The GOC will assume full command and control of the Ulster Special Constabulary for all purposes including their organisation, deployment, tasks and arms. Their employment by the Northern Ireland Government in riot and crowd control was always envisaged as a purely temporary measure.
With the increased deployment of the Army and the assumption by the GOC of operational control of all the security forces, it will be possible for the Special Constabulary to be progressively and rapidly relieved of these temporary duties at his discretion, starting in the cities…
The Northern Ireland Ministers agreed that an appeal should be made to all members of the public to hand in unauthorised weapons under an amnesty.
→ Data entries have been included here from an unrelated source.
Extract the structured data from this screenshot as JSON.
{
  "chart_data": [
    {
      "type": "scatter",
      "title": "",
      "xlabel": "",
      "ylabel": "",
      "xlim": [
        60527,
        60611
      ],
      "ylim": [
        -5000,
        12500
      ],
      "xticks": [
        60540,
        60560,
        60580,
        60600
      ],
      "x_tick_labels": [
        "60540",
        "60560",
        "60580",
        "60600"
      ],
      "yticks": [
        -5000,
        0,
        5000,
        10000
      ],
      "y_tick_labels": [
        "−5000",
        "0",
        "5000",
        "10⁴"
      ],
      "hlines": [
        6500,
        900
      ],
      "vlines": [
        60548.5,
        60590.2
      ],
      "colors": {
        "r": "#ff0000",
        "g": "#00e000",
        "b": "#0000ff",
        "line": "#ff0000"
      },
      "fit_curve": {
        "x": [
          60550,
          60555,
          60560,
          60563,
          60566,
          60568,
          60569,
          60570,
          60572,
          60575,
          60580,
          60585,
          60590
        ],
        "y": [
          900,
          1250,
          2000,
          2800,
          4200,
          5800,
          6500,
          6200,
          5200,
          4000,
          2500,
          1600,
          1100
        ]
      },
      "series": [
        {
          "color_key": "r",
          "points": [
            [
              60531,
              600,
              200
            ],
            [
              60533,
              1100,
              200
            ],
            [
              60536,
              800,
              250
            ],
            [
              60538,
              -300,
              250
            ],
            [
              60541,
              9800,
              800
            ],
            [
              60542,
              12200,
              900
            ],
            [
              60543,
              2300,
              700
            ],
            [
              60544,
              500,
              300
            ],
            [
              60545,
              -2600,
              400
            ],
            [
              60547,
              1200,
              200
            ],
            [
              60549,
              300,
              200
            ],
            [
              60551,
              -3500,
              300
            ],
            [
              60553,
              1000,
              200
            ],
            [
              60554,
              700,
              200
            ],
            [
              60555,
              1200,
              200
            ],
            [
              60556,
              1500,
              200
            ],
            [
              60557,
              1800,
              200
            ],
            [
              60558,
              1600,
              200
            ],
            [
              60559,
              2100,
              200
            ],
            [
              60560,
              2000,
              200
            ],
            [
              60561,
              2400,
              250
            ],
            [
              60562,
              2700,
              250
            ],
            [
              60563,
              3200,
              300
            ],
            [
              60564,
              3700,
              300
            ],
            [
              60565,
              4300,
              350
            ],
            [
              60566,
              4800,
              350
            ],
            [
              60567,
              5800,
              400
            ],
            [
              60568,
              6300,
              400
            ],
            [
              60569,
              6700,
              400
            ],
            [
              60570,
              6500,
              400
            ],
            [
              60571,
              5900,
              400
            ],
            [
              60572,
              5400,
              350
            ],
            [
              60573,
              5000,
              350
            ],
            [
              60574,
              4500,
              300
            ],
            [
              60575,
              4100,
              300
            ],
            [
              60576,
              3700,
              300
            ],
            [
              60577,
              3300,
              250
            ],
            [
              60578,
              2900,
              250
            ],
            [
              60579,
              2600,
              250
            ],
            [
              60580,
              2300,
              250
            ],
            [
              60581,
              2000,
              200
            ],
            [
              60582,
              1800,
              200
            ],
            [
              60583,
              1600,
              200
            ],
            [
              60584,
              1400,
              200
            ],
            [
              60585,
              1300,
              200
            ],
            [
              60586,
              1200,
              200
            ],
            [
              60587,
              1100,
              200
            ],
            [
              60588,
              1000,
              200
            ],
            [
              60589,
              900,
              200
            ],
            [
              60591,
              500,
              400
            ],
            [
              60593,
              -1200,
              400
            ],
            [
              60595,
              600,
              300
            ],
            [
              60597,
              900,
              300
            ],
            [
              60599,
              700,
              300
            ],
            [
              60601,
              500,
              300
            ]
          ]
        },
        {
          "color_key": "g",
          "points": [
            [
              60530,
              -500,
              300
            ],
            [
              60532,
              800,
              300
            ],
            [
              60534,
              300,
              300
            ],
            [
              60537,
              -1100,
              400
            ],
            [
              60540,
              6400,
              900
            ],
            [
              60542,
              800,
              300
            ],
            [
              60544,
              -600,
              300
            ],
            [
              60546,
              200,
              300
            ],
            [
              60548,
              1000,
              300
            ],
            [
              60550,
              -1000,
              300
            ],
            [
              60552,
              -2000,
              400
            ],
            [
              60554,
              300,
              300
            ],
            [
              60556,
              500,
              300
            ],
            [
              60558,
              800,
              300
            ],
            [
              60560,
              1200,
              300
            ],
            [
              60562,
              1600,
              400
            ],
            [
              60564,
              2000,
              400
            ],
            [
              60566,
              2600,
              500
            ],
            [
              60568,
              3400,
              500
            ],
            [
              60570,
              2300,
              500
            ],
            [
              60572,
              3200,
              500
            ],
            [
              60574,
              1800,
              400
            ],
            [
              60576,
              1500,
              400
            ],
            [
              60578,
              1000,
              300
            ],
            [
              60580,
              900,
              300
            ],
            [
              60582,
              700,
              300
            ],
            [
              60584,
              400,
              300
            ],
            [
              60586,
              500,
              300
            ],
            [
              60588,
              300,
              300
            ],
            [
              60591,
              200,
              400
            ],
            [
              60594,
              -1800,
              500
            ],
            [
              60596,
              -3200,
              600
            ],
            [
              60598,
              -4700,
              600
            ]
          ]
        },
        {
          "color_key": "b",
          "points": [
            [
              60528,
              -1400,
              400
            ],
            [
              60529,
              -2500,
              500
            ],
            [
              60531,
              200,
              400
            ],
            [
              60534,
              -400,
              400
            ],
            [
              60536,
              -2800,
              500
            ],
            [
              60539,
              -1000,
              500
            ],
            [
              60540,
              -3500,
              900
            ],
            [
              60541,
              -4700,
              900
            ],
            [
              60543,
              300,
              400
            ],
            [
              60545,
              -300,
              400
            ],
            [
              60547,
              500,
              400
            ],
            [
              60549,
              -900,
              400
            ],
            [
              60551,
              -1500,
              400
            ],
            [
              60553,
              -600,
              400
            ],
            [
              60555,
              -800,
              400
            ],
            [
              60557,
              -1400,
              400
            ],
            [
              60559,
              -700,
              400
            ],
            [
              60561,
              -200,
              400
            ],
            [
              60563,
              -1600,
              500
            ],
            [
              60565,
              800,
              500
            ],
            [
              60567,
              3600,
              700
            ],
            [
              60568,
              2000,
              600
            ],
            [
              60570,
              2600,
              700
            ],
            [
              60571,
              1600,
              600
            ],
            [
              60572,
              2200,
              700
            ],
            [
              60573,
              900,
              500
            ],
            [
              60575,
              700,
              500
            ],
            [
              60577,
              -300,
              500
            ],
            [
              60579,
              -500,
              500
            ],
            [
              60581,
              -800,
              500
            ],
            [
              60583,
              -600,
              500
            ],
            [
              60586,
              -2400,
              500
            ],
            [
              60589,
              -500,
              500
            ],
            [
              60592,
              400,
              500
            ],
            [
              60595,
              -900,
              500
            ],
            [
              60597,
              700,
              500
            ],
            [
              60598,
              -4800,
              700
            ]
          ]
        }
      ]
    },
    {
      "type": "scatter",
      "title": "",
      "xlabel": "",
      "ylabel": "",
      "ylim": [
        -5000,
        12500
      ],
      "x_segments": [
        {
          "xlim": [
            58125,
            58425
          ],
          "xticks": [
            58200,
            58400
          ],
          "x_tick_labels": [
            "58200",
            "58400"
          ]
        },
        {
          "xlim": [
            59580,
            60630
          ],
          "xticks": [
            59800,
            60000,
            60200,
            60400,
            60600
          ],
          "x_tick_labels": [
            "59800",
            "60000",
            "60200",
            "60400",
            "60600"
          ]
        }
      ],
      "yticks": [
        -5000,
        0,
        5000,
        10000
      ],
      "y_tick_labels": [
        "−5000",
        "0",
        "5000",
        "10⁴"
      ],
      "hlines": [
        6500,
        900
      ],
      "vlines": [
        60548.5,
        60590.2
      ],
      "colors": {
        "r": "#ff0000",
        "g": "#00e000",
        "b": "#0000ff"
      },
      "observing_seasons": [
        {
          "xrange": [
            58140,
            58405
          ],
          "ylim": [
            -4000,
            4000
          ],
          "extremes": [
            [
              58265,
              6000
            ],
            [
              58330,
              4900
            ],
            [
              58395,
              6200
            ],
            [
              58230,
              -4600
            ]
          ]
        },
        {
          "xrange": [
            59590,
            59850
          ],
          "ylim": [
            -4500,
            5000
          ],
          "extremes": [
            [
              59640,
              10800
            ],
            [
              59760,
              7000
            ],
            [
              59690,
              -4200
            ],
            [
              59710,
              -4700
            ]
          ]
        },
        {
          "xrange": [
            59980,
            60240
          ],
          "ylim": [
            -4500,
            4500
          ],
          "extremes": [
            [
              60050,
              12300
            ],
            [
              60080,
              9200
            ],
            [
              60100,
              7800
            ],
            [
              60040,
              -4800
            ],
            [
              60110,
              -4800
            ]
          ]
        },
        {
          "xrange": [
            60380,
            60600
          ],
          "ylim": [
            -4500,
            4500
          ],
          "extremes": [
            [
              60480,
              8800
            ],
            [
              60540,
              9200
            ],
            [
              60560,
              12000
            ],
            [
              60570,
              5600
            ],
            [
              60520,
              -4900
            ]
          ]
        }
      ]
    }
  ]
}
In order that British troops can be withdrawn from the internal security role at the earliest possible moment, the two governments will discuss as a matter of urgency the future of the civilian security services of Northern Ireland which will take over when the troops withdraw.
Major Chichester-Clark said that it was the intention of the Northern Ireland Government to set up forthwith an impartial investigation into the recent grave public disorders. Further details will be announced very shortly… The two governments agreed to a joint declaration on the principles which should govern their future actions. The Ministers agreed to meet again early in September.”